Speaker
Description
The rapid spread of large language models (LLM) in higher education has intensified discussions about their promise as instructional support tools and their risks as enablers of academic misconduct. Depending on how they are used, LLMs can assist instructors in developing more efficient learning and evaluation materials, as well as students to prepare for a test, or they can undermine assessment integrity when students or even educators rely on them uncritically.
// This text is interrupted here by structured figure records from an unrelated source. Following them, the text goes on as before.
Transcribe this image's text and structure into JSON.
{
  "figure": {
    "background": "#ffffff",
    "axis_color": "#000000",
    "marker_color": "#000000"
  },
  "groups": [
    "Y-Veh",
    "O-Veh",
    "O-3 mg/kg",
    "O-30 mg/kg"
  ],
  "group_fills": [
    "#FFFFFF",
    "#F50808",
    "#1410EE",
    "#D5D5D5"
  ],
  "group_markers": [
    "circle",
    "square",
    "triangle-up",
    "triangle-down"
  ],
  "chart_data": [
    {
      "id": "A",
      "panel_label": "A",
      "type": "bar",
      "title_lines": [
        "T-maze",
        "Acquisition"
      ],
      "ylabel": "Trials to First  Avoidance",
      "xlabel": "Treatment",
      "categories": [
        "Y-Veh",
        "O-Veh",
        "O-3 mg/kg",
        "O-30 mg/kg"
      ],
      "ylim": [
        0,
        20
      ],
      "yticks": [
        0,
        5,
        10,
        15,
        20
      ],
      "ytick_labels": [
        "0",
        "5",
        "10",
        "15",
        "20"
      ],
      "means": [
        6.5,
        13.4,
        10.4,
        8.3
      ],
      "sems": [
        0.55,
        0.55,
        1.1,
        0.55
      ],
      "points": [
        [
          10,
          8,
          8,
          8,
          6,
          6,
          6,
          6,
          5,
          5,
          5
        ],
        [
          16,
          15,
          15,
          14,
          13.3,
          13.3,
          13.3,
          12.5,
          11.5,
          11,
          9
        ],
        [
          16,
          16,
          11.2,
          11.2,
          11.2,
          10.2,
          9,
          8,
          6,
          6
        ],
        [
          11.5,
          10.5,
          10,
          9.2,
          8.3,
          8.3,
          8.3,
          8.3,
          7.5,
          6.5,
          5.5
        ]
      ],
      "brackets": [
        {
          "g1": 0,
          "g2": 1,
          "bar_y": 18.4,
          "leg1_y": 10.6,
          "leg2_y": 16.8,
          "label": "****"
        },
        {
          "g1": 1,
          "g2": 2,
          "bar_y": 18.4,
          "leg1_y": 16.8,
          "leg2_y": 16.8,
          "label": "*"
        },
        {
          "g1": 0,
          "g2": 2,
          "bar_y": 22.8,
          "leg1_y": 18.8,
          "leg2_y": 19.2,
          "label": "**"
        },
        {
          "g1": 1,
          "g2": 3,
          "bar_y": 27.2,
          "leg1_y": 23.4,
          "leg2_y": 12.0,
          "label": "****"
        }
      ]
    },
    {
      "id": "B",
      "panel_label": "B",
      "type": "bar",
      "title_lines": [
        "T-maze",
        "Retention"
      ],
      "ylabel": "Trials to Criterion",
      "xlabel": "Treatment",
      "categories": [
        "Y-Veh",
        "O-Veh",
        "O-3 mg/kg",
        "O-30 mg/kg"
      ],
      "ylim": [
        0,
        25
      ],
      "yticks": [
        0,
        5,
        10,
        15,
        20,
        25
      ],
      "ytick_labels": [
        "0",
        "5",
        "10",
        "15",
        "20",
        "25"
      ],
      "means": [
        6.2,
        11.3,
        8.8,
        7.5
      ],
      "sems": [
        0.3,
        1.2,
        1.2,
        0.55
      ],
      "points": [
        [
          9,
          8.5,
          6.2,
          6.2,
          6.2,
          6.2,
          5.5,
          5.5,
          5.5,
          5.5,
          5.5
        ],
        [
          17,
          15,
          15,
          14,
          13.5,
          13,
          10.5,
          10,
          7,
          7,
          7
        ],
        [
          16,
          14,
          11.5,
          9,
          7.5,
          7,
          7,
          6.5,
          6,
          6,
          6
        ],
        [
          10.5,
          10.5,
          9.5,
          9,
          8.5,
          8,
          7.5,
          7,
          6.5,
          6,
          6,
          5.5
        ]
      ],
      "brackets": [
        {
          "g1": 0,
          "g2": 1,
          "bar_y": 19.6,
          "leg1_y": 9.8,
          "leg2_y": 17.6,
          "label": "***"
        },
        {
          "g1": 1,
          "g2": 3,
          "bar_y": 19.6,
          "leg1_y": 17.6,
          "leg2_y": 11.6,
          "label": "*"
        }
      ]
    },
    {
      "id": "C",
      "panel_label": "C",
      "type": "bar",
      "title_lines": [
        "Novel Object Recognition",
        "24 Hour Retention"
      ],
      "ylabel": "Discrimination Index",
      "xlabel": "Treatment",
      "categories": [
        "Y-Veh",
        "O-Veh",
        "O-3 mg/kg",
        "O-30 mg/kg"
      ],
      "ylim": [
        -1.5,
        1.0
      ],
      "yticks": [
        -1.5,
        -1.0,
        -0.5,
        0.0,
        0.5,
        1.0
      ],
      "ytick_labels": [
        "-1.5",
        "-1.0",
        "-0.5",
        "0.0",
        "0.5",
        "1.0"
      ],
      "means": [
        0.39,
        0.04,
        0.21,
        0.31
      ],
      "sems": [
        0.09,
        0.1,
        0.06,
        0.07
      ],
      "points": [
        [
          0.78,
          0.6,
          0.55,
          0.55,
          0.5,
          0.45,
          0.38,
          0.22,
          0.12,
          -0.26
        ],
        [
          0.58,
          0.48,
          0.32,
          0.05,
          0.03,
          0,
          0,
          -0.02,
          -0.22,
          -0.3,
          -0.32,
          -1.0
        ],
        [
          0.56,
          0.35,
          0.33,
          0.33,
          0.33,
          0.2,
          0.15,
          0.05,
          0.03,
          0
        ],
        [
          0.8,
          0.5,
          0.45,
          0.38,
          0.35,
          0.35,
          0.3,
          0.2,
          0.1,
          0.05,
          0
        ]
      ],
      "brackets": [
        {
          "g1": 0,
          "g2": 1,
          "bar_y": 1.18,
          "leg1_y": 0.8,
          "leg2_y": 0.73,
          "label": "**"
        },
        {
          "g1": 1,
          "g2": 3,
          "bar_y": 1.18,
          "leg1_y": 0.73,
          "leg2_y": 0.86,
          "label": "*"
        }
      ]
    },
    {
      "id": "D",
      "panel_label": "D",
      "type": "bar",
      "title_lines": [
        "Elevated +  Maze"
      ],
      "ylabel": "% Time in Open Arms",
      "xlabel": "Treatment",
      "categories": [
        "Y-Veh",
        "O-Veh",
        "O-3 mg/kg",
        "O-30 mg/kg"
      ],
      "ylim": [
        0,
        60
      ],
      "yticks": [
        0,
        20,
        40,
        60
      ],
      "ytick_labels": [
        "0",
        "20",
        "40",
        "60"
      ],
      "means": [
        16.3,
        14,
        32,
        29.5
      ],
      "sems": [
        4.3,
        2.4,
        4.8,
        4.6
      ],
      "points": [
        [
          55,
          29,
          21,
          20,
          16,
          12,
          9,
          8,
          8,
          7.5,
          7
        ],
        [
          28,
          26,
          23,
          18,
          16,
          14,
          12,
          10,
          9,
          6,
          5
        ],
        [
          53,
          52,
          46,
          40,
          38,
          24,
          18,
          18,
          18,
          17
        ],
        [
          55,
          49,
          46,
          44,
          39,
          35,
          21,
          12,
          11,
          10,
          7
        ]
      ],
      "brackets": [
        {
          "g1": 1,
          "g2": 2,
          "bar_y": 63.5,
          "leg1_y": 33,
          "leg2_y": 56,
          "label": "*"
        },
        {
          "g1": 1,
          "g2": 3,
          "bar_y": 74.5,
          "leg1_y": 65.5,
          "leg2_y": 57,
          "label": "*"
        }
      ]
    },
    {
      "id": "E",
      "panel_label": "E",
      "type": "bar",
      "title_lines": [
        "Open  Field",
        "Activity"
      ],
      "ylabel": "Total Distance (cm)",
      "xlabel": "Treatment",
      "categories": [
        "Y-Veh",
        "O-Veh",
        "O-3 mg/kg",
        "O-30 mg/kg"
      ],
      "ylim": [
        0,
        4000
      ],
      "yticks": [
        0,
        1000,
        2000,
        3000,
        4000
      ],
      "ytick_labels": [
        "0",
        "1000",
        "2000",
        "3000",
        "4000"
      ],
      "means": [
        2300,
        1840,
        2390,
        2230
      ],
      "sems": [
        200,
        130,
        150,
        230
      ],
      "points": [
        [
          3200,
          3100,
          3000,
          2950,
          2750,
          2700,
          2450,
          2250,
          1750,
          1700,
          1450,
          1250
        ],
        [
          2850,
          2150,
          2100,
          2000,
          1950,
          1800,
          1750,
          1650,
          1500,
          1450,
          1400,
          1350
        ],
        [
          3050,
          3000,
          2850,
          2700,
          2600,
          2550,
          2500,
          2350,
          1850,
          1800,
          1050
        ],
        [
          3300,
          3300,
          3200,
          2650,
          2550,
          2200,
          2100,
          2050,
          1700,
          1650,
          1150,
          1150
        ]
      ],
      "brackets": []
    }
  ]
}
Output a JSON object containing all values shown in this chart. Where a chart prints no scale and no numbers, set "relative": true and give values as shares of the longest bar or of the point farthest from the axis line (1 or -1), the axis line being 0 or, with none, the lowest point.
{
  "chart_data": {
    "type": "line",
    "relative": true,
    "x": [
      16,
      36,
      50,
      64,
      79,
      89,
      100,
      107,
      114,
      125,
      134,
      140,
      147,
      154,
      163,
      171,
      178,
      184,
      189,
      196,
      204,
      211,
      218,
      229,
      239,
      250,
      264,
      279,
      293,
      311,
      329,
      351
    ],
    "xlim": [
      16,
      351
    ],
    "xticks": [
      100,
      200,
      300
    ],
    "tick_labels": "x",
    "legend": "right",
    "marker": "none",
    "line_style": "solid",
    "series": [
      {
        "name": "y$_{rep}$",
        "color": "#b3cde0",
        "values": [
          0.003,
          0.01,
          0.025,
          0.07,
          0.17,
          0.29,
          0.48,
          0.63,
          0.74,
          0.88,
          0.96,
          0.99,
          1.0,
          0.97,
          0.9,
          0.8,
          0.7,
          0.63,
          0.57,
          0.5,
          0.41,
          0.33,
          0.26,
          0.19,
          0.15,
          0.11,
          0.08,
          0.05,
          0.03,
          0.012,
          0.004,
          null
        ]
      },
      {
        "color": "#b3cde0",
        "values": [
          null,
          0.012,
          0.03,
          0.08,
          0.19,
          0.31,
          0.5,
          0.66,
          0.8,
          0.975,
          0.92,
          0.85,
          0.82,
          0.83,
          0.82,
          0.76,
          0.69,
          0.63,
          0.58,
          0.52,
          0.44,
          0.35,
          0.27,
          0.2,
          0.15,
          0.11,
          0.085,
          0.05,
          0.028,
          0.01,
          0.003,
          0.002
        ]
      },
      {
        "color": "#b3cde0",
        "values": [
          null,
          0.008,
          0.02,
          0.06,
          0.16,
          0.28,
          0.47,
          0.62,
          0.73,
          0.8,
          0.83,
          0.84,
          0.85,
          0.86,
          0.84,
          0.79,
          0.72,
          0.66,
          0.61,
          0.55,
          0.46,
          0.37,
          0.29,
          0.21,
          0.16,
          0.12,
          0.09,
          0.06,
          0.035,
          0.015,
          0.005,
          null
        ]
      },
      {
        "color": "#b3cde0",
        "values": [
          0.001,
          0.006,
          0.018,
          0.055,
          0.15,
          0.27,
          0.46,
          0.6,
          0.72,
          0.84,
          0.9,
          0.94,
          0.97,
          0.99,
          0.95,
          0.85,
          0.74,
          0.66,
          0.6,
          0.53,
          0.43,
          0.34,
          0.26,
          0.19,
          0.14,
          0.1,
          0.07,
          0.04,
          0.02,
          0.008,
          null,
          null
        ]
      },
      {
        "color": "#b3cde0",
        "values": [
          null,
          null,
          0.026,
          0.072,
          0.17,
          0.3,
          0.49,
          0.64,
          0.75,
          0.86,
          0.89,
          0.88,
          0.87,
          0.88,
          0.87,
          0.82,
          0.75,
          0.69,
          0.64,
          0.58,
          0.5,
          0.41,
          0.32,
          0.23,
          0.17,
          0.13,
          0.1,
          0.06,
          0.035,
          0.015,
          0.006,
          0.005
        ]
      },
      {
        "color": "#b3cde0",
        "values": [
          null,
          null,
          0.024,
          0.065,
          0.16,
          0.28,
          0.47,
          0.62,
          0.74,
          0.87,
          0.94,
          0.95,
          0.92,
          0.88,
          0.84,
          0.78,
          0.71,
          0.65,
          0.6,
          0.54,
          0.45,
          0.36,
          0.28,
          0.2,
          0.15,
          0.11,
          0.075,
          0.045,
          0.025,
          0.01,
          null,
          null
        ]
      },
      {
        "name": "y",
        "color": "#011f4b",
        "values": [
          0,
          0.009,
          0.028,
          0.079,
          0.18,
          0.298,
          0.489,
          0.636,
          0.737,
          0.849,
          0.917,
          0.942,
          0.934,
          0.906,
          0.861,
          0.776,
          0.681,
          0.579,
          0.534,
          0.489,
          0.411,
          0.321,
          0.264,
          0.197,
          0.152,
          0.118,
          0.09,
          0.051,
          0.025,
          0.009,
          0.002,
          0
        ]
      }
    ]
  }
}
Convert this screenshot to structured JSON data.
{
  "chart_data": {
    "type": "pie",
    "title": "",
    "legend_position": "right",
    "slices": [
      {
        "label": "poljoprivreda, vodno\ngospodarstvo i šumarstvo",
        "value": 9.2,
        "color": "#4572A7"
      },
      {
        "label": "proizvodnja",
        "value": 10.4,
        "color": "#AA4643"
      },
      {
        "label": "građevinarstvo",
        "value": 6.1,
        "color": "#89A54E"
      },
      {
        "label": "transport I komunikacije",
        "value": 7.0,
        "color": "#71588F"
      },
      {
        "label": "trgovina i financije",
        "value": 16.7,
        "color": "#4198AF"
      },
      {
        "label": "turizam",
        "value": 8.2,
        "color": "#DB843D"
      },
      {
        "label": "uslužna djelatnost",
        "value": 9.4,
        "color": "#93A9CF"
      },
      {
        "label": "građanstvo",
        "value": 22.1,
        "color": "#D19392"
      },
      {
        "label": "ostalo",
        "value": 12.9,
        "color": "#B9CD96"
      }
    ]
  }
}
This work investigates that tension through a quantitative study of two university courses - spanning software/computing for particle physics at a Master in Physics and applied machine learning at a Master in Bioinformatics , both at University of Bologna (Italy) - taught by the author over multiple years. A large archive of instructor-generated questions, routinely used to produce randomised multiple-choice exams, is compared against simulated exam sessions created by collecting answers produced by different LLMs to the same items. Contrasting human and synthetic performance across several academic years reveals distinctive statistical trends, offering insight into how closely LLMs mirror student behaviour, where they fail, and how their presence should influence future assessment design. The analysis further explores whether it is possible to construct LLM-resistant examinations, and how the models themselves may help shape more robust, learning-oriented evaluation strategies. The study ultimately underscores how generative AI is reshaping the landscape of academic responsibility.
As the name ChatGPT drifts phonetically between TeachGPT and CheatGPT, it neatly captures the tension explored in this work: the pedagogical promise and the integrity risks of language models are, quite literally, only a syllable apart.